An dieser Stelle aber muss der viel gescholtenen Deutschen Bahn AG erst einmal ein herzliches Dankeschön ausgesprochen werden! Niemand von uns hätte wohl je das Glück gehabt, eine Bahnhofs-Gaststätte zu betreten, wenn nicht der Intercity „Annette von Droste-Hülshoff“ mal wieder zwei Stunden Verspätung hätte, weil irgendein nassforscher Halbstarker zwischen Unna-Königsborn und Werl-Westönnen ein Kaugummi auf die Schienen geklebt hat.

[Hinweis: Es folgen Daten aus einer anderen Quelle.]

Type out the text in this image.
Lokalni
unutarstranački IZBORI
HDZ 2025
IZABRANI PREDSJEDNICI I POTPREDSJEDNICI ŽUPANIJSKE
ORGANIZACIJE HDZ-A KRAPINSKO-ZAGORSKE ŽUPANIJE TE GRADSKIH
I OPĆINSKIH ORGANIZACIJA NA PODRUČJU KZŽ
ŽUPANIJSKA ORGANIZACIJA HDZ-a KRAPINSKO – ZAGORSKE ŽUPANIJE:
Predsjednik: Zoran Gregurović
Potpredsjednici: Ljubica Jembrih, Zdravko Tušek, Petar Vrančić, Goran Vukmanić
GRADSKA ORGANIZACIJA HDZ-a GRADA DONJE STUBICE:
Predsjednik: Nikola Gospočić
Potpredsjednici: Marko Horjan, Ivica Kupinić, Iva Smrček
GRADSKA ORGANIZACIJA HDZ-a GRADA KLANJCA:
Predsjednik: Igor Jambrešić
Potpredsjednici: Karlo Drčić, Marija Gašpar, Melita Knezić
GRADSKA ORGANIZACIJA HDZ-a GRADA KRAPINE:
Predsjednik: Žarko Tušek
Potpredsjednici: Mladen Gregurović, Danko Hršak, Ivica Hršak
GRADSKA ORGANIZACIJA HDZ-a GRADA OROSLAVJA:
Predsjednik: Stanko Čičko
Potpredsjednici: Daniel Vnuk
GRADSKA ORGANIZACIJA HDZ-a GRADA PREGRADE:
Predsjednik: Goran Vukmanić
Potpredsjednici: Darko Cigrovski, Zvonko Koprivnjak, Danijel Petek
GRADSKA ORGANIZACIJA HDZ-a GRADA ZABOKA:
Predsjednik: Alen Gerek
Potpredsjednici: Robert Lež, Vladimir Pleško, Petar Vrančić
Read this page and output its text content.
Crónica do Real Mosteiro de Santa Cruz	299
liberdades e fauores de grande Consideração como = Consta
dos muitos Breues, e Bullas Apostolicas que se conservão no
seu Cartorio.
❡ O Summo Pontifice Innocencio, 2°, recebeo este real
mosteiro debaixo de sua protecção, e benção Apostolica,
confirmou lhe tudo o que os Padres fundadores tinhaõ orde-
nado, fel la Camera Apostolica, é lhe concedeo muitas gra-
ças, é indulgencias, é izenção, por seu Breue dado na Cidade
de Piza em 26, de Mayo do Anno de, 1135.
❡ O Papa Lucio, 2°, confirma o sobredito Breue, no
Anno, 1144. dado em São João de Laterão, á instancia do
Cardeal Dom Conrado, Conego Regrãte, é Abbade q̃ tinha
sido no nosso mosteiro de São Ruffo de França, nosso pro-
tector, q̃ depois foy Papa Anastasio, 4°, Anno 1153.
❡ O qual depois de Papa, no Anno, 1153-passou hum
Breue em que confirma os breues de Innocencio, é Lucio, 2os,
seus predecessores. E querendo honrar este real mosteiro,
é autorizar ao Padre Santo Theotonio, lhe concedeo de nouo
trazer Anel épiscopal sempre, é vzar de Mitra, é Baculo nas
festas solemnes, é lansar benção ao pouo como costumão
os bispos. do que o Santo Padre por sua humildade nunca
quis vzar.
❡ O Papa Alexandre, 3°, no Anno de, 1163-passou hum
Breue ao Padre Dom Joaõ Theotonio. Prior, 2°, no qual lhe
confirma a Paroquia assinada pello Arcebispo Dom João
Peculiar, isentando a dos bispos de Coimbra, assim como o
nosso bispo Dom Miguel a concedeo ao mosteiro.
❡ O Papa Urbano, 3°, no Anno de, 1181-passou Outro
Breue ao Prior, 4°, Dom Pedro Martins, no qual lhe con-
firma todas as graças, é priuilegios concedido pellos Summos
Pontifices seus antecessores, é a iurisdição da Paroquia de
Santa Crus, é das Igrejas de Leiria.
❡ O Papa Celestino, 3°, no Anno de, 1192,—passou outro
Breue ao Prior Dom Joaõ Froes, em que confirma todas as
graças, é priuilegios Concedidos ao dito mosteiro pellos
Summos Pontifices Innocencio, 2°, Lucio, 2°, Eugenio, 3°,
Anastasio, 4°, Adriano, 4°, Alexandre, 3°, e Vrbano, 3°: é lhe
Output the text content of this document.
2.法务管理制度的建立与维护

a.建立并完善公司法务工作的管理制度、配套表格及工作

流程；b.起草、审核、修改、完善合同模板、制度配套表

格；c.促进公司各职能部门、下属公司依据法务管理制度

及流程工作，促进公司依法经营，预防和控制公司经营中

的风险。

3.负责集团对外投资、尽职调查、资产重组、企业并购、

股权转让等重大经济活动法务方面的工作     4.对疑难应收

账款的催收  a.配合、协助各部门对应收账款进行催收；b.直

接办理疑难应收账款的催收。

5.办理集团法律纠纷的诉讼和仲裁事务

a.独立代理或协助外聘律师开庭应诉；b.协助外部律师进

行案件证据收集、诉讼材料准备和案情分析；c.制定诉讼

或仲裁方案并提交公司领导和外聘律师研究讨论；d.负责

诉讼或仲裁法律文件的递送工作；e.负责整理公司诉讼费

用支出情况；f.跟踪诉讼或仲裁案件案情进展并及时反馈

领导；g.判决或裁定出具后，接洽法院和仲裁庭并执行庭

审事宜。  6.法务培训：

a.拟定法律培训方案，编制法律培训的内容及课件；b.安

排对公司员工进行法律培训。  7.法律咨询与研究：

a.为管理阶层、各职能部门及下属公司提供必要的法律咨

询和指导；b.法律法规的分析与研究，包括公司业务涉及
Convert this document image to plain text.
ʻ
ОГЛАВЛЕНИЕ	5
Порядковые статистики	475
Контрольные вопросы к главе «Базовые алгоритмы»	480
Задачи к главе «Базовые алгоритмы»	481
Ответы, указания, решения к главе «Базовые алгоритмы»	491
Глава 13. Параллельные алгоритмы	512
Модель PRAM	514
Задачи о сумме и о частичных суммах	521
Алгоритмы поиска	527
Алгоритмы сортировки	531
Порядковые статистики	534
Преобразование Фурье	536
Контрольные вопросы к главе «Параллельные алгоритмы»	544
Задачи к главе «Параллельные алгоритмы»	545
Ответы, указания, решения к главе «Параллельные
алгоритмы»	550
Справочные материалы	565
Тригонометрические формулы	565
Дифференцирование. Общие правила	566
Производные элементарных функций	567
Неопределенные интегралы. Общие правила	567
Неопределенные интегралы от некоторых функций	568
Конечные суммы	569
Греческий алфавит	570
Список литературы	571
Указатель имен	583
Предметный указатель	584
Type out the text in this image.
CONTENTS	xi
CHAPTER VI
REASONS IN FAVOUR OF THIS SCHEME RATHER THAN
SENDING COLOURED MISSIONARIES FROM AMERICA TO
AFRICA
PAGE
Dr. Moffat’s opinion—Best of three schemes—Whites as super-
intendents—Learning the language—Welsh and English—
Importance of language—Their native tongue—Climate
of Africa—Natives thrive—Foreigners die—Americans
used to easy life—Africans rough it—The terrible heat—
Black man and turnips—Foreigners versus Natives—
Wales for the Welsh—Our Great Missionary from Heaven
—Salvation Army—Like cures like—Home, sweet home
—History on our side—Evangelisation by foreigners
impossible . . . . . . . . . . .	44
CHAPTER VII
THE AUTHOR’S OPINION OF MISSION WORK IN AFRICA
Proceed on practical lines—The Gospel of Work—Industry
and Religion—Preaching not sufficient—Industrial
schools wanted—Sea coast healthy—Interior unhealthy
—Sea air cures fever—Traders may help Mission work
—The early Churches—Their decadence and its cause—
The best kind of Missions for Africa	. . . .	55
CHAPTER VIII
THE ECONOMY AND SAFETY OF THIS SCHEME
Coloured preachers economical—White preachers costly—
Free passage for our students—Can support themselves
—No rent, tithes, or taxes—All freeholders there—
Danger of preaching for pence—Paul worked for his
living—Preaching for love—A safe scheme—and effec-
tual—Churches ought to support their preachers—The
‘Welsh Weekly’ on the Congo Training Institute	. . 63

  Kann es denn einen beklemmenderen Ort geben als eine Bahnhofskneipe? Hier sitzt schon morgens um 10 das Strandgut unserer Gesellschaft, viel zu früh ausgemustert, ohne Zuversicht, ohne Chance und versenkt für ein paar Stunden die Erbärmlichkeit des Seins im Pilsglas. Deinen Job hast Du schon lange verloren und so wachst Du jeden Mittag im Fernsehsessel auf, streichelst Deinen Schäferhund und schreist solange nach Deiner Frau, bis Dir wieder einfällt, dass Sie gestern Abend wie ein Walfänger Mariacron in sich hineingeschüttet hat, um sich dann mal wieder heulend ins Bad einzuschließen und über den Wäscheständer zu kotzen. Du trittst ein paar Mal besorgt gegen die Badezimmertür, stößt liebevoll ein paar gemurmelte Flüche aus, nachdem sich dahinter nichts rührt und schwingst Dich auf Deine rostige Puch Maxi in Richtung Bahnhof. Du wirfst die alte Schwingtür auf. Die Anderen sind auch schon da und empfangen Dich mit einem warmherzigen „Kalli, alten Kesselflicker!“.
"Bonjour Tristesse"

Wer kennt sie nicht, diese traurigen Figuren, die Zuflucht in dieser Enklave der Endzeitstimmung suchen und hier für ein paar Stunden am Tag wackeligen Halt am Tresen finden?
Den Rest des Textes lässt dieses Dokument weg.